In a molten mixture of KCl and GaCl3, the following equilibrium exists:
2 [GaCl4]− ⇌ [Ga2Cl7]− + Cl−
When dissolved in water, gallium(III) chloride dissociates into the octahedral [Ga(H2O)6](3+) and Cl− ions forming an acidic solution, due to the hydrolysis of the hexaaquogallium(III) ion:
[Ga(H2O)6](3+) → [Ga(H2O)5OH](2+) + H+ (pK_{a} = 3.0)
In basic solution, it hydrolyzes to gallium(III) hydroxide, which redissolves with the addition of more hydroxide, possibly to form [Ga(OH)4]−.

==Uses==

=== Organic synthesis ===
Gallium(III) chloride is a Lewis acid catalyst, such as in the Friedel–Crafts reaction, which is able to substitute more common lewis acids such as ferric chloride.

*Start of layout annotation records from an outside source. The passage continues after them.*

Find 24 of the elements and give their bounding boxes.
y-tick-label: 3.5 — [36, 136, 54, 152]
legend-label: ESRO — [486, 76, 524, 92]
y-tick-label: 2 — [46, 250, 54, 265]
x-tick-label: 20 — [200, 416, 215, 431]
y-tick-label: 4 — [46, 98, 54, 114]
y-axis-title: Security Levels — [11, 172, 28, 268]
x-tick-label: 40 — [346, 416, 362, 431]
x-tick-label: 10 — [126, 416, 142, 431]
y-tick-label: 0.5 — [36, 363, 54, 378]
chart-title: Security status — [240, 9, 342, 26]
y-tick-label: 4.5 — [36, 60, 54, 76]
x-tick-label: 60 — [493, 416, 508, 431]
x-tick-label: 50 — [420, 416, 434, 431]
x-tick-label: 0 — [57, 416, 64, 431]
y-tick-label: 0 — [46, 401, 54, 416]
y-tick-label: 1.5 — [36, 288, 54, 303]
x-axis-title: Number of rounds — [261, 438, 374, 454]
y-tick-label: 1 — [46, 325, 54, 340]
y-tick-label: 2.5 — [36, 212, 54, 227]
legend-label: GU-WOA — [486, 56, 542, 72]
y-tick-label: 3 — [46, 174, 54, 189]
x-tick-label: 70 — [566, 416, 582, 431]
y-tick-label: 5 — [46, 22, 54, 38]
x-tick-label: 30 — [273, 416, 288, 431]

Gallium complexes strongly with π-donors, especially silylethynes, producing a strongly electrophilic complex. These complexes are used as an alkylating agent for aromatic hydrocarbons.

It is also used in carbogallation reactions of compounds with a carbon-carbon triple bond. It is also used as a catalyst in many organic reactions.

=== Organogallium compounds ===
It is a precursor to organogallium reagents. For example, trimethylgallium, an organogallium compound used in MOCVD to produce various gallium-containing semiconductors, is produced by the reaction of gallium(III) chloride with various alkylating agents, such as dimethylzinc, trimethylaluminium, or methylmagnesium iodide.

=== Purification of gallium ===
Gallium(III) chloride is an intermediate in various gallium purification processes, where gallium(III) chloride is fractionally distilled or extracted from acid solutions.

=== Detection of solar neutrinos ===
110 tons of gallium(III) chloride aqueous solution was used in the GALLEX and GNO experiments performed at Laboratori Nazionali del Gran Sasso in Italy to detect solar neutrinos. In these experiments, germanium-71 was produced by neutrino interactions with the isotope gallium-71 (which has a natural abundance of 40%), and the subsequent beta decays of germanium-71 were measured.